Not an exhaustive list, but some articles I've been reading on training:
Rich Froning
Barbell Shrugged Interview with Julie Foucher (podcast; contains language)
Lindsey Valenzuela (from 2011)
Dan Bailey



Sunday, September 1, 2013

Why I am Vehemently Opposed to the Scale

Here is why I would advise all humans to stop weighing themselves:
Every time I step on a scale, I become a slave to it.

Maybe you are better than me. Maybe you can get on a scale, look at the number and not proceed to spend the rest of your day (and several more that follow) analyzing what has led you to that number. Maybe you can step on the scale, see the number and then leave it there, not carrying it around with you until the next time you step on a scale. Maybe you can step on the scale and then not beat yourself up (or reward yourself with a yummy treat) because the hard work doesn't ever seem to reveal itself on that inanimate monster, anyway (or I've worked so hard for so many days that I deserve a little treat). 

Maybe a photo journey through my life speaks more strongly than my words can:

Me at 15.
I was preoccupied with my weight. Weighing myself daily, sometimes more than once a day. Some days eating little more than a serving of soup and a few bites of dinner. 
Me at 16.
Smiling, but still unhappy with myself.
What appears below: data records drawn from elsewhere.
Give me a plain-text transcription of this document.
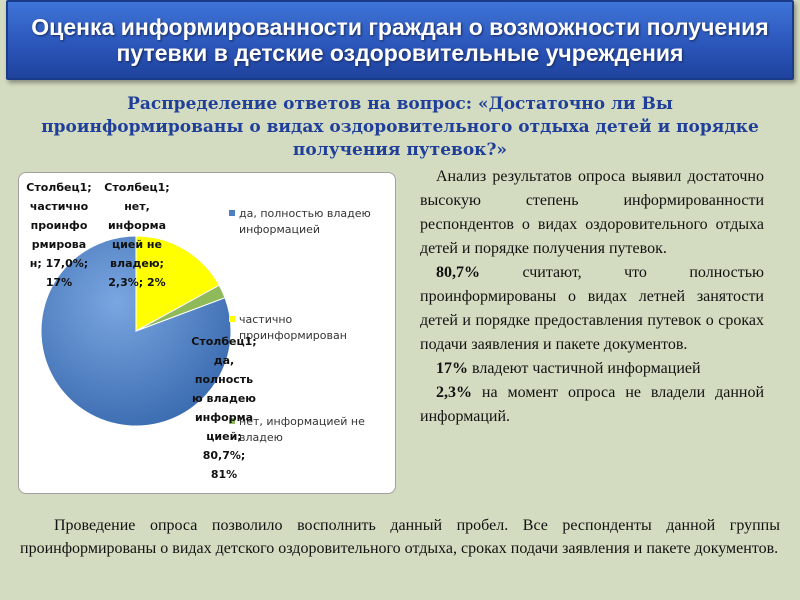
Оценка информированности граждан о возможности получения путевки в детские оздоровительные учреждения
Распределение ответов на вопрос: «Достаточно ли Вы проинформированы о видах оздоровительного отдыха детей и порядке получения путевок?»
да, полностью владею информацией
частично проинформирован
нет, информацией не владею
Столбец1; да, полность ю владею информа цией; 80,7%; 81%
Столбец1; частично проинфо рмирова н; 17,0%; 17%
Столбец1; нет, информа цией не владею; 2,3%; 2%

Анализ результатов опроса выявил достаточно высокую степень информированности респондентов о видах оздоровительного отдыха детей и порядке получения путевок.

80,7% считают, что полностью проинформированы о видах летней занятости детей и порядке предоставления путевок о сроках подачи заявления и пакете документов.

17% владеют частичной информацией

2,3% на момент опроса не владели данной информаций.

Проведение опроса позволило восполнить данный пробел. Все респонденты данной группы проинформированы о видах детского оздоровительного отдыха, сроках подачи заявления и пакете документов.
This was at my heaviest. I watched the number on the scale continue to grow; I refused to weigh myself after I passed 150. By this time the years of restricting food has shifted to the other extreme. I was unhappy, so I ate binged to feel better. Then I felt miserable. Then I ate more. If I didn't loathe vomiting, I would have been bulimic. 
A healthier me at 21. By this time I was not living and dying by the number on the scale... as much. Not binging until I couldn't eat anymore, and then punishing myself by fasting or working out. I was working out regularly and had shifted my diet to healthier choices. But I still over-indulged often in sweet treats.
Me in 2012. At my healthiest "skinny" weight. Two years and 3 marathons had transformed me into a lean athlete. Yes, athlete. I was finally choosing my calories, not based on losing weight, but because I wanted to sustain a healthy, athletic lifestyle. My weight was about 120. 
Me, summer of 2013. I'm quite happy to say that I can't tell you exactly how much I weight. Last time I stepped on the scale a month or so ago, I was at 135. Near my heaviest, but wearing the same sized clothes as in the picture above when I was at 120. The difference in weight is lean muscle.  
So, all of that to say... the scale may tell you a number, but it's not a measure of your fitness. Of your health. Make healthy food choices. Train your body well. You won't find your happiness in the number on the scale.